Literature DB >> 17098931

SynDB: a Synapse protein DataBase based on synapse ontology.

Wuxue Zhang1, Yong Zhang, Hui Zheng, Chen Zhang, Wei Xiong, John G Olyarchuk, Michael Walker, Weifeng Xu, Min Zhao, Shuqi Zhao, Zhuan Zhou, Liping Wei.   

Abstract

A synapse is the junction across which a nerve impulse passes from an axon terminal to a neuron, muscle cell or gland cell. The functions and building molecules of the synapse are essential to almost all neurobiological processes. To describe synaptic structures and functions, we have developed Synapse Ontology (SynO), a hierarchical representation that includes 177 terms with hundreds of synonyms and branches up to eight levels deep. associated 125 additional protein keywords and 109 InterPro domains with these SynO terms. Using a combination of automated keyword searches, domain searches and manual curation, we collected 14,000 non-redundant synapse-related proteins, including 3000 in human. We extensively annotated the proteins with information about sequence, structure, function, expression, pathways, interactions and disease associations and with hyperlinks to external databases. The data are stored and presented in the Synapse protein DataBase (SynDB, http://syndb.cbi.pku.edu.cn). SynDB can be interactively browsed by SynO, Gene Ontology (GO), domain families, species, chromosomal locations or Tribe-MCL clusters. It can also be searched by text (including Boolean operators) or by sequence similarity. SynDB is the most comprehensive database to date for synaptic proteins.

Entities:  

Mesh:

Substances:

Year:  2006        PMID: 17098931      PMCID: PMC1669723          DOI: 10.1093/nar/gkl876

Source DB:  PubMed          Journal:  Nucleic Acids Res        ISSN: 0305-1048            Impact factor:   16.971


INTRODUCTION

Recent developments in genomics, proteomics and systems biology have significantly impacted fields such as oncology and immunology (1–5) and are beginning to be applied to neuroscience research, generating an exponentially increasing amount of data (6–11) and calling for efficient databases. However, neuroinformatics databases at the molecular level are currently limited. For instance, databases listed in the Society for Neuroscience Database Gateway (NDG, ) principally contain imaging, anatomic or clinical data, while few focus on the gene or protein level and their functions. The synapse is a specialized intercellular junction between neurons or between neurons and other excitable cells such as muscle. The synapse plays a key role in information processing in the nervous system that underlies many neurobiological processes, including neurotransmission, learning and memory. Defects in synaptic activity are associated with many neurological disorders, including Alzheimer's disease (12). The synapse has also been proposed as an excellent candidate for large-scale systems biology studies (7,8,13). There is a critical need for a focused yet comprehensive database resource for the synapse ‘proteome’. Creating such a database is non-trivial, because the proteins involved in synaptic activities are numerous and diverse and information is scattered in multiple heterogeneous sources. No simple keyword search and no small number of domains can retrieve all the proteins. These complexities may explain why such a database has not been reported thus far. Here, we present the Synapse protein DataBase (SynDB, ) as an information hub for synapse-related proteins.

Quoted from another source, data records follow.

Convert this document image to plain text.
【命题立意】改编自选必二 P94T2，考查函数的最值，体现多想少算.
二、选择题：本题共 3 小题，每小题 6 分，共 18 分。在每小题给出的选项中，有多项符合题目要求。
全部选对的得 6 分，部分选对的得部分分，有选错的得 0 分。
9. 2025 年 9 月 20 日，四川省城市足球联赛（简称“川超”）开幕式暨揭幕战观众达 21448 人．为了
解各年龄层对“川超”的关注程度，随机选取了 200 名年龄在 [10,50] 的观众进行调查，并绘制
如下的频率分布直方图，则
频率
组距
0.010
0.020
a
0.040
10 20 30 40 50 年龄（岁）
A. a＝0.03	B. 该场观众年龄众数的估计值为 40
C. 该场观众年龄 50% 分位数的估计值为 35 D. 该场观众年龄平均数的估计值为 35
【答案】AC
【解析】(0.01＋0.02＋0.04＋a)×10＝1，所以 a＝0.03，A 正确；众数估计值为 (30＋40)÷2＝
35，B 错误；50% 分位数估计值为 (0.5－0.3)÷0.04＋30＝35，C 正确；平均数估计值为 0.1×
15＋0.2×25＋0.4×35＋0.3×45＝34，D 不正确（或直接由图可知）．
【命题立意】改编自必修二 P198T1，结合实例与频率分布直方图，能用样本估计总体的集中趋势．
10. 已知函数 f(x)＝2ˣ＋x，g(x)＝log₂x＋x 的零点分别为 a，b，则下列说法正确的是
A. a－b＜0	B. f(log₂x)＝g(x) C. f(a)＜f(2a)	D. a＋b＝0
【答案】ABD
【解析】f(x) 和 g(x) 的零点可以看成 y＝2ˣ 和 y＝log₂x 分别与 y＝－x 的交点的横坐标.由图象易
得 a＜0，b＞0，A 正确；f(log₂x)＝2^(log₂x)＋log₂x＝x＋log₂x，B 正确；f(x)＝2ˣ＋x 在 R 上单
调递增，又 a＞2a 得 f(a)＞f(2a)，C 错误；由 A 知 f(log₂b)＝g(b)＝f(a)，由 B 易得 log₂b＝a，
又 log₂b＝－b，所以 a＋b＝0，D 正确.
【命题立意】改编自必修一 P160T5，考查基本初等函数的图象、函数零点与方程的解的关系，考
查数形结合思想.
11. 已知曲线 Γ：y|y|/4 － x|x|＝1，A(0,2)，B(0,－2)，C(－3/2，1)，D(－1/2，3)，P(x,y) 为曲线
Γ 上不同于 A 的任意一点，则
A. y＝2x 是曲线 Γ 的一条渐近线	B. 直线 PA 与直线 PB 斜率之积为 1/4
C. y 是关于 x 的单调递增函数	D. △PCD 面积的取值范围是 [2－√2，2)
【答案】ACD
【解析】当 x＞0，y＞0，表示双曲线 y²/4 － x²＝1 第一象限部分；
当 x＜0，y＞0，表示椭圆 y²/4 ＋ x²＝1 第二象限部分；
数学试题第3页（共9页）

CONSTRUCTION OF SYNAPSE ONTOLOGY

Ontology is defined as the ‘specification of a conceptualization’ (14). It describes a domain using a collection of concepts or terms and includes the hierarchical relationships between the terms. In order to formally describe synaptic functions and structures, we extensively reviewed three sources of information: (i) three classic text books, Synapses (15), Principles of Neural Science (16) and Ion Channels of Excitable Membranes (17); (ii) 115 recent (2000–2006) review papers published in Nature Reviews Neuroscience and Annual Review of Neuroscience; and (iii) relevant terms in two general ontologies, Gene Ontology (GO) (18) and Medical Subject Headings (MeSH) (19). By reviewing these resources and iteratively organizing the information, we constructed the first synapse ontology (SynO), a hierarchical description of synaptic structures and functions. SynO has two top-level categories: structure and function. Structure is divided into categories such as presynaptic compartment, postsynaptic compartment and glia; and function is divided into categories such as transmitter release and endocytosis, synapse formation and signal transduction in the postsynaptic neuron. In total, SynO contains 177 terms with hundreds of synonyms and up to eight levels deep. SynO is constructed, as is GO, as a directed acyclic graph (DAG). If the terms are represented by vertices and the relationships between terms are represented by edges, the terms in a DAG can be connected via a directed graph without cycles. We used DAG-edit (20) to input, manage and update SynO (Figure 1). We annotated each term with name, synonyms, definition and source references, as well as the ‘part-of’ or ‘is-a’ relationship to other terms. In the definition field, we recorded additional protein keywords associated with the term as well as InterPro (21) domains related to the term (see details below in ‘Association of Proteins’). SynO is available for download in the Open Biomedical Ontologies flat file format (20) at .
Figure 1

DAG-Edit view of Synapse Ontology (SynO): SynO is stored and managed in DAG-Edit. Hierarchical display of names and relationships of SynO terms; the term of interest; description of the term and list of keywords and domains associated with the term and sources from which term was derived; synonyms of the term; the path from root to the term.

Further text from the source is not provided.